EU countries consider options to avoid carbon market fundraising plan

By Kate Abnett

BRUSSELS (Reuters) – European Union countries are considering alternatives to an EU plan to use a carbon market reserve to help finance their exit from Russian gas, as some fear the proposal would undermine the bloc’s main climate change policy.

The European Commission published plans in May to end the EU’s reliance on Russian gas this decade, including a proposal to raise 20 billion euros ($20 billion) by allowing countries to sell carbon permits stored in the Emission Trading Scheme’s (ETS) “market stability reserve”.

The reserve began operating in 2019 to tackle a problem of oversupply that for years weighed on carbon prices.

Denmark has put forward a counter-proposal to the Commission’s plan that it says treats the carbon market like a “printing press” for money, rather than the bloc’s core tool for cutting greenhouse gas emissions.

“This risks undermining the hard-earned trust of the market in the ETS as a credible, rules-based instrument to deliver the EU’s climate targets cost-effectively,” said the proposal, seen by Reuters.

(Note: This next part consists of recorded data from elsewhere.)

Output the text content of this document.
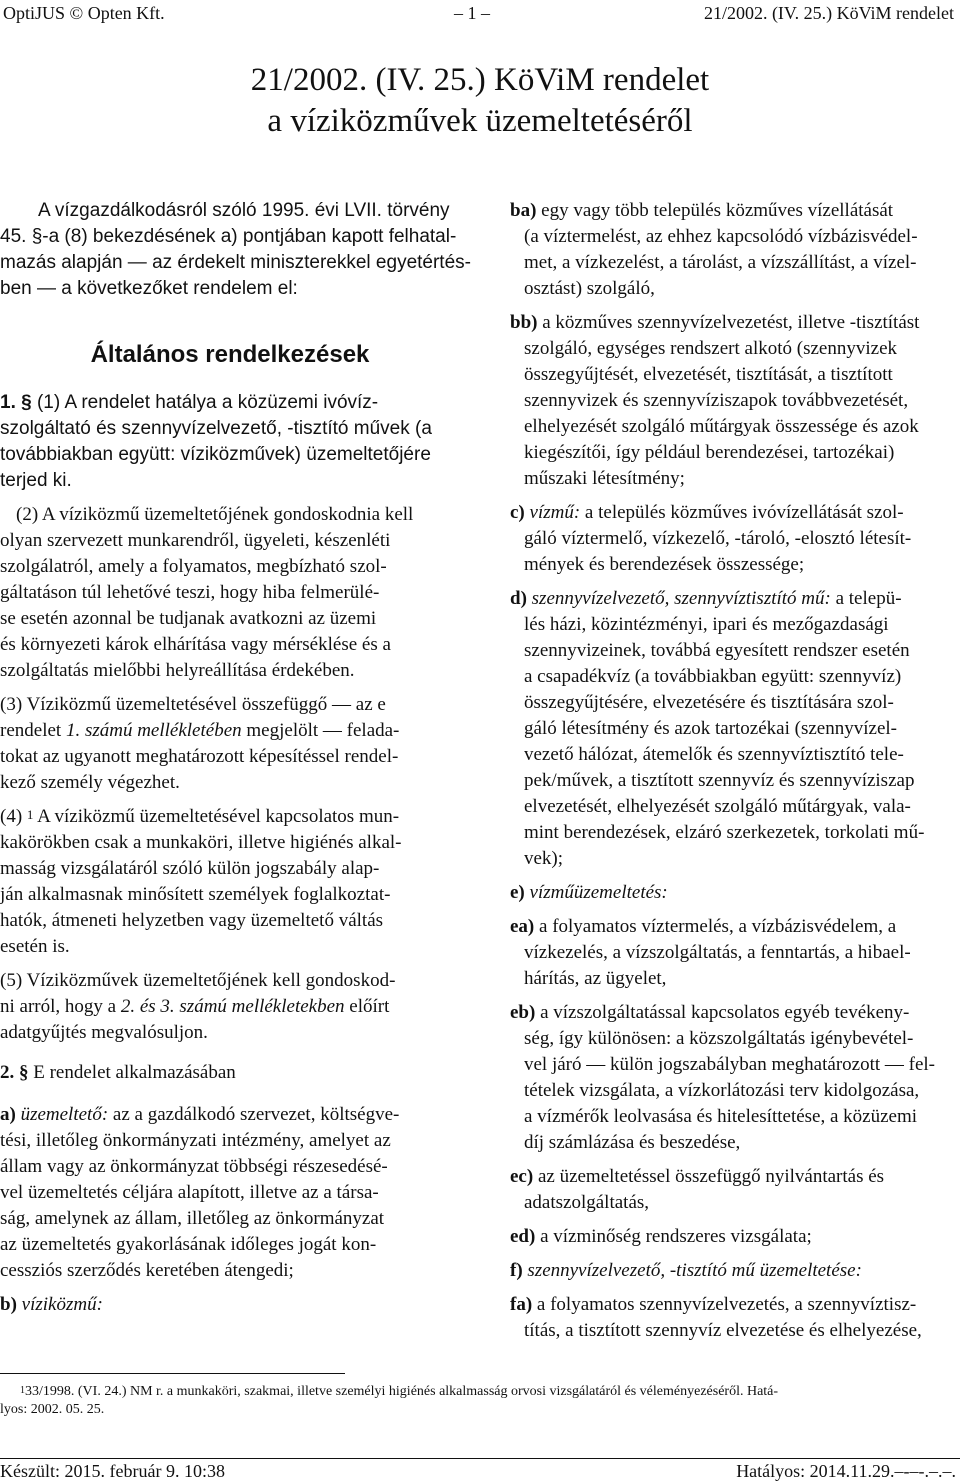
OptiJUS © Opten Kft.	– 1 –	21/2002. (IV. 25.) KöViM rendelet
21/2002. (IV. 25.) KöViM rendelet
a víziközművek üzemeltetéséről
A vízgazdálkodásról szóló 1995. évi LVII. törvény
45. §-a (8) bekezdésének a) pontjában kapott felhatal-
mazás alapján — az érdekelt miniszterekkel egyetértés-
ben — a következőket rendelem el:
Általános rendelkezések
1. § (1) A rendelet hatálya a közüzemi ivóvíz-
szolgáltató és szennyvízelvezető, -tisztító művek (a
továbbiakban együtt: víziközművek) üzemeltetőjére
terjed ki.
(2) A víziközmű üzemeltetőjének gondoskodnia kell
olyan szervezett munkarendről, ügyeleti, készenléti
szolgálatról, amely a folyamatos, megbízható szol-
gáltatáson túl lehetővé teszi, hogy hiba felmerülé-
se esetén azonnal be tudjanak avatkozni az üzemi
és környezeti károk elhárítása vagy mérséklése és a
szolgáltatás mielőbbi helyreállítása érdekében.
(3) Víziközmű üzemeltetésével összefüggő — az e
rendelet 1. számú mellékletében megjelölt — felada-
tokat az ugyanott meghatározott képesítéssel rendel-
kező személy végezhet.
(4) $^1$ A víziközmű üzemeltetésével kapcsolatos mun-
kakörökben csak a munkaköri, illetve higiénés alkal-
masság vizsgálatáról szóló külön jogszabály alap-
ján alkalmasnak minősített személyek foglalkoztat-
hatók, átmeneti helyzetben vagy üzemeltető váltás
esetén is.
(5) Víziközművek üzemeltetőjének kell gondoskod-
ni arról, hogy a 2. és 3. számú mellékletekben előírt
adatgyűjtés megvalósuljon.
2. § E rendelet alkalmazásában
a) üzemeltető: az a gazdálkodó szervezet, költségve-
tési, illetőleg önkormányzati intézmény, amelyet az
állam vagy az önkormányzat többségi részesedésé-
vel üzemeltetés céljára alapított, illetve az a társa-
ság, amelynek az állam, illetőleg az önkormányzat
az üzemeltetés gyakorlásának időleges jogát kon-
cessziós szerződés keretében átengedi;
b) víziközmű:
ba) egy vagy több település közműves vízellátását
(a víztermelést, az ehhez kapcsolódó vízbázisvédel-
met, a vízkezelést, a tárolást, a vízszállítást, a vízel-
osztást) szolgáló,
bb) a közműves szennyvízelvezetést, illetve -tisztítást
szolgáló, egységes rendszert alkotó (szennyvizek
összegyűjtését, elvezetését, tisztítását, a tisztított
szennyvizek és szennyvíziszapok továbbvezetését,
elhelyezését szolgáló műtárgyak összessége és azok
kiegészítői, így például berendezései, tartozékai)
műszaki létesítmény;
c) vízmű: a település közműves ivóvízellátását szol-
gáló víztermelő, vízkezelő, -tároló, -elosztó létesít-
mények és berendezések összessége;
d) szennyvízelvezető, szennyvíztisztító mű: a telepü-
lés házi, közintézményi, ipari és mezőgazdasági
szennyvizeinek, továbbá egyesített rendszer esetén
a csapadékvíz (a továbbiakban együtt: szennyvíz)
összegyűjtésére, elvezetésére és tisztítására szol-
gáló létesítmény és azok tartozékai (szennyvízel-
vezető hálózat, átemelők és szennyvíztisztító tele-
pek/művek, a tisztított szennyvíz és szennyvíziszap
elvezetését, elhelyezését szolgáló műtárgyak, vala-
mint berendezések, elzáró szerkezetek, torkolati mű-
vek);
e) vízműüzemeltetés:
ea) a folyamatos víztermelés, a vízbázisvédelem, a
vízkezelés, a vízszolgáltatás, a fenntartás, a hibael-
hárítás, az ügyelet,
eb) a vízszolgáltatással kapcsolatos egyéb tevékeny-
ség, így különösen: a közszolgáltatás igénybevétel-
vel járó — külön jogszabályban meghatározott — fel-
tételek vizsgálata, a vízkorlátozási terv kidolgozása,
a vízmérők leolvasása és hitelesíttetése, a közüzemi
díj számlázása és beszedése,
ec) az üzemeltetéssel összefüggő nyilvántartás és
adatszolgáltatás,
ed) a vízminőség rendszeres vizsgálata;
f) szennyvízelvezető, -tisztító mű üzemeltetése:
fa) a folyamatos szennyvízelvezetés, a szennyvíztisz-
títás, a tisztított szennyvíz elvezetése és elhelyezése,
$^1$33/1998. (VI. 24.) NM r. a munkaköri, szakmai, illetve személyi higiénés alkalmasság orvosi vizsgálatáról és véleményezéséről. Hatá-
lyos: 2002. 05. 25.
Készült: 2015. február 9. 10:38	Hatályos: 2014.11.29.–-–-.–.–.
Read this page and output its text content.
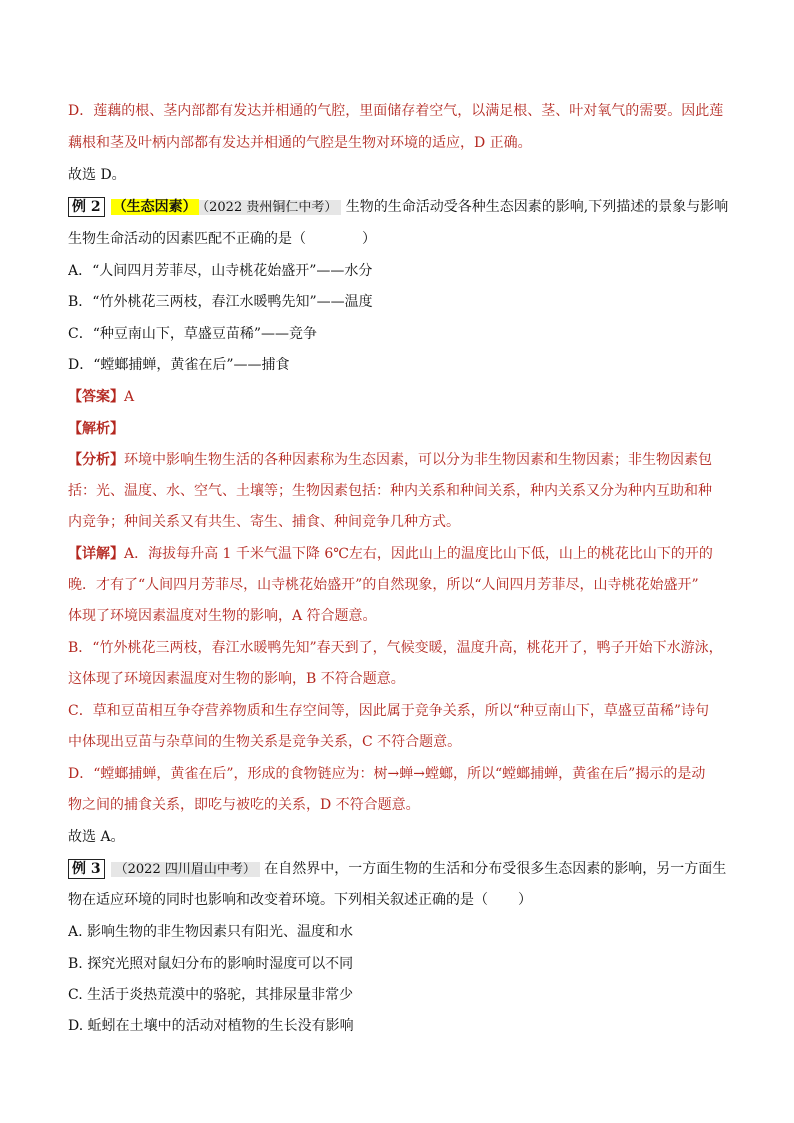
D．莲藕的根、茎内部都有发达并相通的气腔，里面储存着空气，以满足根、茎、叶对氧气的需要。因此莲
藕根和茎及叶柄内部都有发达并相通的气腔是生物对环境的适应，D 正确。
故选 D。
例 2 （生态因素） （2022 贵州铜仁中考） 生物的生命活动受各种生态因素的影响,下列描述的景象与影响
生物生命活动的因素匹配不正确的是（	）
A．“人间四月芳菲尽，山寺桃花始盛开”——水分
B．“竹外桃花三两枝，春江水暖鸭先知”——温度
C．“种豆南山下，草盛豆苗稀”——竞争
D．“螳螂捕蝉，黄雀在后”——捕食
【答案】A
【解析】
【分析】环境中影响生物生活的各种因素称为生态因素，可以分为非生物因素和生物因素；非生物因素包
括：光、温度、水、空气、土壤等；生物因素包括：种内关系和种间关系，种内关系又分为种内互助和种
内竞争；种间关系又有共生、寄生、捕食、种间竞争几种方式。
【详解】A．海拔每升高 1 千米气温下降 6℃左右，因此山上的温度比山下低，山上的桃花比山下的开的
晚．才有了“人间四月芳菲尽，山寺桃花始盛开”的自然现象，所以“人间四月芳菲尽，山寺桃花始盛开”
体现了环境因素温度对生物的影响，A 符合题意。
B．“竹外桃花三两枝，春江水暖鸭先知”春天到了，气候变暖，温度升高，桃花开了，鸭子开始下水游泳，
这体现了环境因素温度对生物的影响，B 不符合题意。
C．草和豆苗相互争夺营养物质和生存空间等，因此属于竞争关系，所以“种豆南山下，草盛豆苗稀”诗句
中体现出豆苗与杂草间的生物关系是竞争关系，C 不符合题意。
D．“螳螂捕蝉，黄雀在后”，形成的食物链应为：树→蝉→螳螂，所以“螳螂捕蝉，黄雀在后”揭示的是动
物之间的捕食关系，即吃与被吃的关系，D 不符合题意。
故选 A。
例 3 （2022 四川眉山中考） 在自然界中，一方面生物的生活和分布受很多生态因素的影响，另一方面生
物在适应环境的同时也影响和改变着环境。下列相关叙述正确的是（ ）
A. 影响生物的非生物因素只有阳光、温度和水
B. 探究光照对鼠妇分布的影响时湿度可以不同
C. 生活于炎热荒漠中的骆驼，其排尿量非常少
D. 蚯蚓在土壤中的活动对植物的生长没有影响
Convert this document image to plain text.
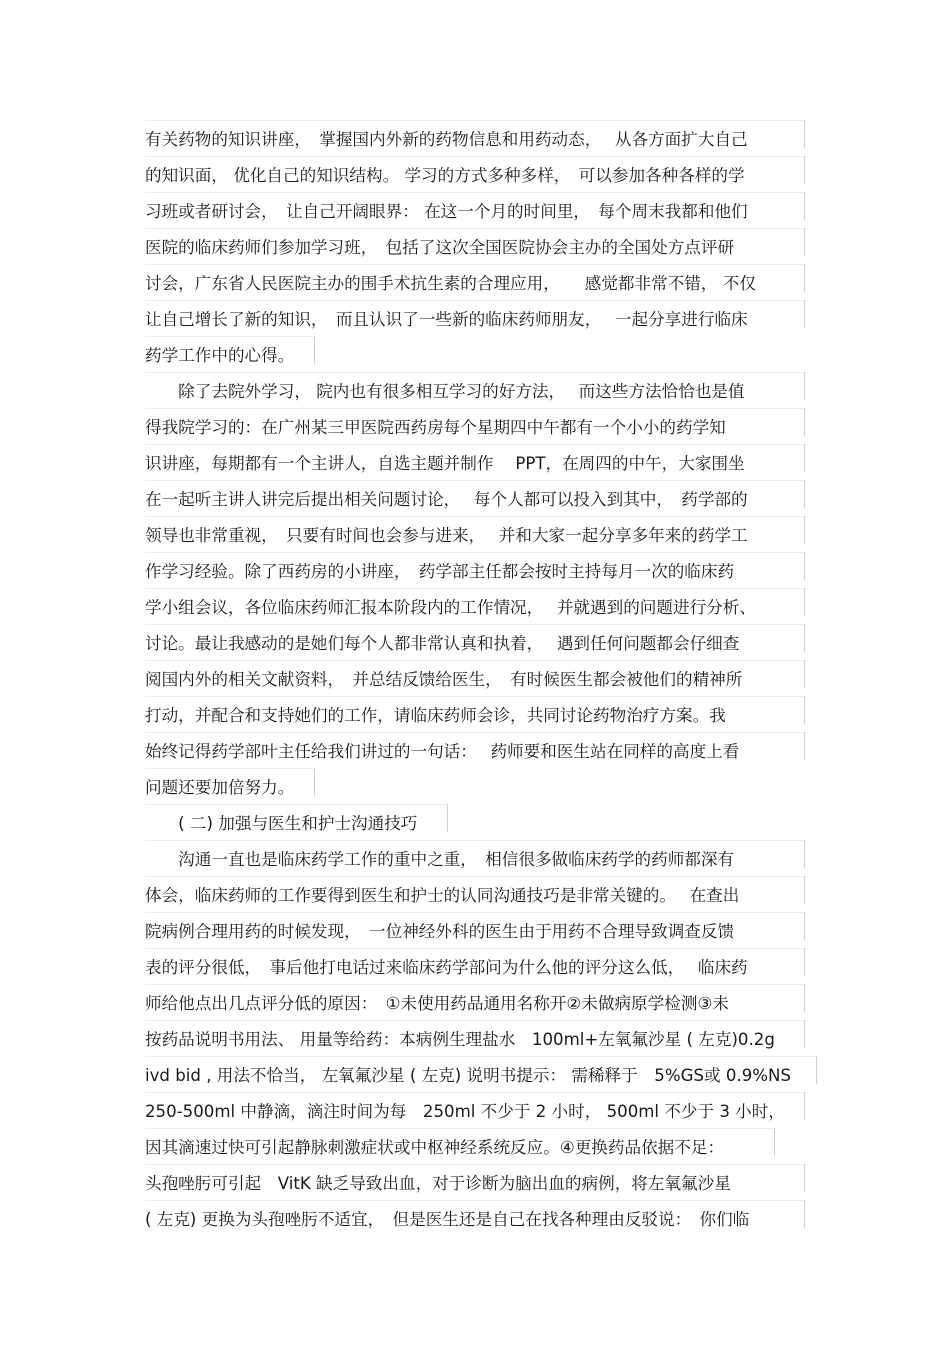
有关药物的知识讲座，　掌握国内外新的药物信息和用药动态，　 从各方面扩大自己
的知识面， 优化自己的知识结构。 学习的方式多种多样，　可以参加各种各样的学
习班或者研讨会，　让自己开阔眼界： 在这一个月的时间里，　每个周末我都和他们
医院的临床药师们参加学习班，　包括了这次全国医院协会主办的全国处方点评研
讨会，广东省人民医院主办的围手术抗生素的合理应用，　　感觉都非常不错， 不仅
让自己增长了新的知识，　而且认识了一些新的临床药师朋友，　 一起分享进行临床
药学工作中的心得。
　　除了去院外学习， 院内也有很多相互学习的好方法，　 而这些方法恰恰也是值
得我院学习的：在广州某三甲医院西药房每个星期四中午都有一个小小的药学知
识讲座，每期都有一个主讲人，自选主题并制作　 PPT，在周四的中午，大家围坐
在一起听主讲人讲完后提出相关问题讨论，　 每个人都可以投入到其中，　药学部的
领导也非常重视，　只要有时间也会参与进来，　 并和大家一起分享多年来的药学工
作学习经验。除了西药房的小讲座，　药学部主任都会按时主持每月一次的临床药
学小组会议，各位临床药师汇报本阶段内的工作情况，　 并就遇到的问题进行分析、
讨论。最让我感动的是她们每个人都非常认真和执着，　 遇到任何问题都会仔细查
阅国内外的相关文献资料，　并总结反馈给医生，　有时候医生都会被他们的精神所
打动，并配合和支持她们的工作，请临床药师会诊，共同讨论药物治疗方案。我
始终记得药学部叶主任给我们讲过的一句话：　 药师要和医生站在同样的高度上看
问题还要加倍努力。
　　( 二) 加强与医生和护士沟通技巧
　　沟通一直也是临床药学工作的重中之重，　相信很多做临床药学的药师都深有
体会，临床药师的工作要得到医生和护士的认同沟通技巧是非常关键的。　 在查出
院病例合理用药的时候发现，　一位神经外科的医生由于用药不合理导致调查反馈
表的评分很低，　事后他打电话过来临床药学部问为什么他的评分这么低，　 临床药
师给他点出几点评分低的原因：　①未使用药品通用名称开②未做病原学检测③未
按药品说明书用法、 用量等给药：本病例生理盐水　100ml+左氧氟沙星 ( 左克)0.2g
ivd bid , 用法不恰当， 左氧氟沙星 ( 左克) 说明书提示： 需稀释于　5%GS或 0.9%NS
250-500ml 中静滴，滴注时间为每　250ml 不少于 2 小时， 500ml 不少于 3 小时，
因其滴速过快可引起静脉刺激症状或中枢神经系统反应。④更换药品依据不足：
头孢唑肟可引起　VitK 缺乏导致出血，对于诊断为脑出血的病例，将左氧氟沙星
( 左克) 更换为头孢唑肟不适宜，　但是医生还是自己在找各种理由反驳说：　你们临
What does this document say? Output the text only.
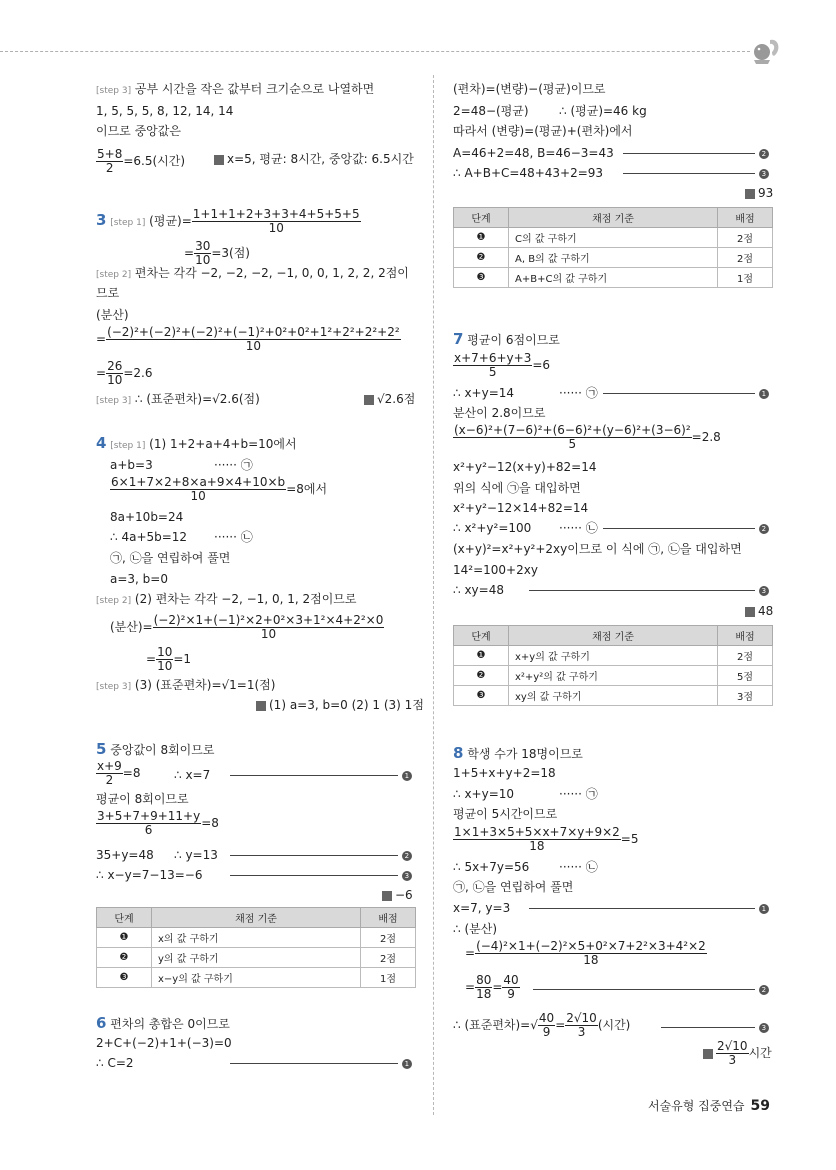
[step 3] 공부 시간을 작은 값부터 크기순으로 나열하면
1, 5, 5, 5, 8, 12, 14, 14
이므로 중앙값은
$\frac{5+8}{2} =6.5$(시간)	x=5, 평균: 8시간, 중앙값: 6.5시간
3 [step 1] (평균)= $\frac{1+1+1+2+3+3+4+5+5+5}{10}$
= $\frac{30}{10} =3$(점)
[step 2] 편차는 각각 −2, −2, −2, −1, 0, 0, 1, 2, 2, 2점이
므로
(분산)
= $\frac{\text{(−2)²+(−2)²+(−2)²+(−1)²+0²+0²+1²+2²+2²+2²}}{10}$
= $\frac{26}{10} =2.6$
[step 3] ∴ (표준편차)=√2.6(점)	√2.6점
4 [step 1] (1) 1+2+a+4+b=10에서
a+b=3	······ ㉠
$\frac{6\times 1+7\times 2+8\times a+9\times 4+10\times b}{10} =8$에서
8a+10b=24
∴ 4a+5b=12 ······ ㉡
㉠, ㉡을 연립하여 풀면
a=3, b=0
[step 2] (2) 편차는 각각 −2, −1, 0, 1, 2점이므로
(분산)= $\frac{\text{(−2)²×1+(−1)²×2+0²×3+1²×4+2²×0}}{10}$
= $\frac{10}{10} =1$
[step 3] (3) (표준편차)=√1=1(점)
(1) a=3, b=0 (2) 1 (3) 1점
5 중앙값이 8회이므로
$\frac{x+9}{2} =8$	∴ x=7	1
평균이 8회이므로
$\frac{3+5+7+9+11+y}{6} =8$
35+y=48 ∴ y=13	2
∴ x−y=7−13=−6	3
−6
6 편차의 총합은 0이므로
2+C+(−2)+1+(−3)=0
∴ C=2	1
단계	채점 기준	배점
❶	x의 값 구하기	2점
❷	y의 값 구하기	2점
❸	x−y의 값 구하기	1점
(편차)=(변량)−(평균)이므로
2=48−(평균)	∴ (평균)=46 kg
따라서 (변량)=(평균)+(편차)에서
A=46+2=48, B=46−3=43	2
∴ A+B+C=48+43+2=93	3
93
7 평균이 6점이므로
$\frac{x+7+6+y+3}{5} =6$
∴ x+y=14	······ ㉠	1
분산이 2.8이므로
$\frac{\text{(x−6)²+(7−6)²+(6−6)²+(y−6)²+(3−6)²}}{5} =2.8$
x²+y²−12(x+y)+82=14
위의 식에 ㉠을 대입하면
x²+y²−12×14+82=14
∴ x²+y²=100 ······ ㉡	2
(x+y)²=x²+y²+2xy이므로 이 식에 ㉠, ㉡을 대입하면
14²=100+2xy
∴ xy=48	3
48
8 학생 수가 18명이므로
1+5+x+y+2=18
∴ x+y=10	······ ㉠
평균이 5시간이므로
$\frac{1\times 1+3\times 5+5\times x+7\times y+9\times 2}{18} =5$
∴ 5x+7y=56 ······ ㉡
㉠, ㉡을 연립하여 풀면
x=7, y=3	1
∴ (분산)
= $\frac{\text{(−4)²×1+(−2)²×5+0²×7+2²×3+4²×2}}{18}$
= $\frac{80}{18} = \frac{40}{9}$	2
∴ (표준편차)=√ $\frac{40}{9} = \frac{2√10}{3}$ (시간)	3
$\frac{2√10}{3}$ 시간
단계	채점 기준	배점
❶	C의 값 구하기	2점
❷	A, B의 값 구하기	2점
❸	A+B+C의 값 구하기	1점
단계	채점 기준	배점
❶	x+y의 값 구하기	2점
❷	x²+y²의 값 구하기	5점
❸	xy의 값 구하기	3점
서술유형 집중연습 59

Diplomats discussed Denmark’s plan on Thursday. Some said roughly a dozen countries have expressed support for it.

Since the stability reserve took effect, carbon permit prices have strengthened significantly, reaching a peak of nearly 100 euros a tonne early this year.

But they dropped by 10% on the day Brussels published the funding plan, and some nations fear the proposal would cause a prolonged price drop – making it cheaper to pollute and ultimately reducing their funds for green investments. Carbon market revenues go into national governments’ budgets.

Denmark proposed raising cash instead from the EU Innovation Fund – an existing pot of carbon market revenues that, under planned ETS reforms, is set to increase in value this decade.

The Commission has said its proposal would be done in a way that “does not disrupt the market” and any extra surplus caused in the carbon market would be re-absorbed by the reserve in future years.